Semaine parfumée : un portrait olfactif de la France
Direction l’Institut français de Prague où toute cette semaine se déroulait la Semaine parfumée. Entretien avec l’artiste française Amande In qui propose son installation, Amélie, qui joue avec une pointe d’ironie et de sarcasme sur l’image couleur sépia d’une France un peu rêvée à l’étranger tout en s’interrogeant sur la manipulation des nouvelles formes de marketing. Il y a quelque chose de la « madeleine de Proust » dans cette expérience olfactive...
Amande In, vous êtes une artiste française, installée à Prague. On s’était rencontrées l’an dernier, à peu près il y a un an, à la galerie Futura. C’était pour l’exposition intitulée Love at first site, une exposition collective à laquelle vous participiez. Et votre oeuvre à l’époque était une oeuvre olfactive, ce qui est assez original puisque c’était une sorte de fil rouge qui traversait l’exposition. On se retrouve aujourd’hui, un an après presque jour pour jour, devant l’Institut français de Prague et vous revenez avec une oeuvre également olfactive, qui s’appelle Amélie. Pourriez-vous nous en parler puisque malheureusement, à la radio, on ne peut pas la sentir...

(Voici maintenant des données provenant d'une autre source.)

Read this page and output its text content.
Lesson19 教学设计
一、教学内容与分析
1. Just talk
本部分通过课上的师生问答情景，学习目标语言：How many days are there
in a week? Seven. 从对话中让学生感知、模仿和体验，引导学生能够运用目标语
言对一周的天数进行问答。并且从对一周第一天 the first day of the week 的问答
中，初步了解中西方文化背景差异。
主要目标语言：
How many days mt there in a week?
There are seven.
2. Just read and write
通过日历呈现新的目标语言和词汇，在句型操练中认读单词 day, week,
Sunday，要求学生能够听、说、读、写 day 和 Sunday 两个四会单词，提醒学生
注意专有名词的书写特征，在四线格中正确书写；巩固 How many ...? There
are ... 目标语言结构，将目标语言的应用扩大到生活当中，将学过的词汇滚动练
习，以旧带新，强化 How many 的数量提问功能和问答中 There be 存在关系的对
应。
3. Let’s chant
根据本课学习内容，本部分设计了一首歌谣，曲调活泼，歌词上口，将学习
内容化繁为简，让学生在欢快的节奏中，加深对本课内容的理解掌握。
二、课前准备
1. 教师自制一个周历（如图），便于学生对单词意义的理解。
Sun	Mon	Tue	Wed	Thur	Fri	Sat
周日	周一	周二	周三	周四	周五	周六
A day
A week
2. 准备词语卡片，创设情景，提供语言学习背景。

« Nous sommes donc devant l’IFP, rue Štěpánská, et nous sommes là pour découvrir une nouvelle intervention, une oeuvre spécialement conçue pour l’Institut à l’occasion de la Semaine parfumée qui est une semaine dédiée à la mode et au parfum made in France. »
Vous parlez de ‘made in France’, c’est un peu l’image ‘cliché’ de la France : l’élégance, le luxe, la beauté, le parfum etc. Comment vous êtes-vous adaptée à cette image de la France vue de l’étranger par les étrangers ?
« Cette Semaine parfumée est dédiée à la mode et à la parfumerie françaises. A cette occasion, l’IFP m’a contactée suite au projet pour lequel on s’était rencontrées l’année dernière, l’oeuvre ‘Déjà-vu’ qui réunissait tous les parfums disponibles sur le marché cosmétique au moment, hommes et femmes confondus et mélangés à égale dose. Suite à cette exposition, l’IFP m’a demandé de créer une intervention a priori olfactive. Mon travail n’étant pas de faire des parfums mais de proposer des expériences atypiques dans le champ des arts plastiques, ma première réaction a été de me dire : comment travailler sur l’odeur sans forcément tomber justement dans le cliché du luxe, du raffiné, du délicat. Je me suis demandée : qu’est-ce qui représente la France à l’étranger, quelle est l’icône de la France à l’étranger ? Alors à part le camembert, le fromage... »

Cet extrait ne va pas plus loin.